Yahoo’s integration with Yelp is supposed to provide users with a better search experience, and at the same time, will bring Yahoo somewhat up to speed with regards to third-party data integration. The company is a laggard when it comes to striking agreements with third-parties regarding data partnerships, and even the idea to partner with Yelp is not novel, as Bing has already struck a similar deal with Yelp. However, Yahoo’s association with the website will likely help Yahoo to boost its search results, which will be independent of how Bing fares from its respective partnership.
So, How has Yahoo been losing its streak?
Yahoo, which was once a leader among search engines, took a ‘great fall’ in the last decade or so. According to eMarketer - which researches digital marketing trends - Yahoo’s share in US digital advertisements fell from 15% in 2009 to less than 8% in 2013. ComScore reported that Yahoo now has a 10.8% share in the US search market, about 50% lower than the levels recorded in 2008. The company’s market share in 2013 is relatively insignificant when compared with Google’s market share of 67% in the same time.
The beleaguered web portal, which has seen many changes in its leadership in the last five years, is now trying to enrich its search experience in a market currently dominated by Google and Bing. Google’s former first lady, Marissa Mayer, was appointed CEO of the company in July 2012, and she has been leading a turnaround by revamping products, focusing on mobile apps, striking partnerships, acquiring talent and technologies, and by getting rid of the old guard. Her recent negotiation with Yelp is yet another attempt to prop up the company’s shaky recovery.
Integration is the thing in the industry
The internet space has been thriving as of late, and the news flow is dominated by reports of acquisitions, mergers, integrations, and partnerships. Earlier this year, the Russian search giant, Yandex (YNDX) partnered with social media giant Facebook (FB) and now, Facebook’s public data will be displayed in Yandex’s search results, thereby enriching Yandex's searches and Facebook's global reach.

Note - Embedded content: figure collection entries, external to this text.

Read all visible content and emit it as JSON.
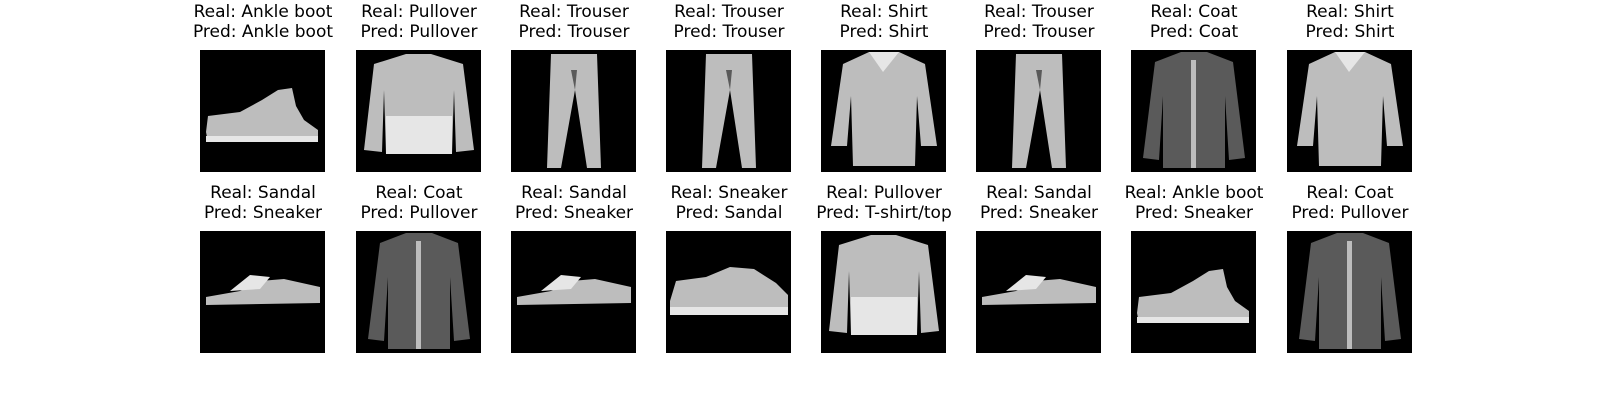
{
  "colors": {
    "background": "#ffffff",
    "tile": "#000000",
    "garment": "#bdbdbd",
    "garment_dark": "#5a5a5a",
    "garment_light": "#e6e6e6"
  },
  "panels": [
    {
      "real": "Real: Ankle boot",
      "pred": "Pred: Ankle boot",
      "icon": "ankle-boot-icon"
    },
    {
      "real": "Real: Pullover",
      "pred": "Pred: Pullover",
      "icon": "pullover-icon"
    },
    {
      "real": "Real: Trouser",
      "pred": "Pred: Trouser",
      "icon": "trouser-icon"
    },
    {
      "real": "Real: Trouser",
      "pred": "Pred: Trouser",
      "icon": "trouser-icon"
    },
    {
      "real": "Real: Shirt",
      "pred": "Pred: Shirt",
      "icon": "shirt-icon"
    },
    {
      "real": "Real: Trouser",
      "pred": "Pred: Trouser",
      "icon": "trouser-icon"
    },
    {
      "real": "Real: Coat",
      "pred": "Pred: Coat",
      "icon": "coat-icon"
    },
    {
      "real": "Real: Shirt",
      "pred": "Pred: Shirt",
      "icon": "shirt-icon"
    },
    {
      "real": "Real: Sandal",
      "pred": "Pred: Sneaker",
      "icon": "sandal-icon"
    },
    {
      "real": "Real: Coat",
      "pred": "Pred: Pullover",
      "icon": "coat-icon"
    },
    {
      "real": "Real: Sandal",
      "pred": "Pred: Sneaker",
      "icon": "sandal-icon"
    },
    {
      "real": "Real: Sneaker",
      "pred": "Pred: Sandal",
      "icon": "sneaker-icon"
    },
    {
      "real": "Real: Pullover",
      "pred": "Pred: T-shirt/top",
      "icon": "pullover-icon"
    },
    {
      "real": "Real: Sandal",
      "pred": "Pred: Sneaker",
      "icon": "sandal-icon"
    },
    {
      "real": "Real: Ankle boot",
      "pred": "Pred: Sneaker",
      "icon": "ankle-boot-icon"
    },
    {
      "real": "Real: Coat",
      "pred": "Pred: Pullover",
      "icon": "coat-icon"
    }
  ]
}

Google, which is consistently trying to increase its global share in the search market, has also been constantly improving its search function. Recently, it introduced the ‘show me the menu’ search, which allows users to directly access menus of many restaurants, and this feature is likely to attract even more consumers to Google.
Chinese companies have also been increasingly partnering with ecommerce and social media giants and are reportedly signing similar deals. Alibaba, China's largest e-commerce company has integrated its payment systems with Sina's (SINA) twitter-like service Weibo, allowing users to directly purchase and make payments. Another company, Tencent Holdings (TCEHY) has bought a 15% stake in China's second-biggest e-commerce platform JD.com.
Marissa Mayer’s time at Yahoo can be characterized with acquisitions and partnerships left, right, and center as she continues to plow through with her plans to not only have Yahoo catch up with its competitors, but to also outpace them in some arenas in the near future. Mayer has revamped many of Yahoo’s product offerings, and has led to new product integrations, which we believe may have the potential to bear fruit in the future.
Yelp saw its stock price edge up 3.10% yesterday, on the news of the company’s agreement with Yahoo, while Yahoo was off a fraction but is up 1.73% in pre-market trading.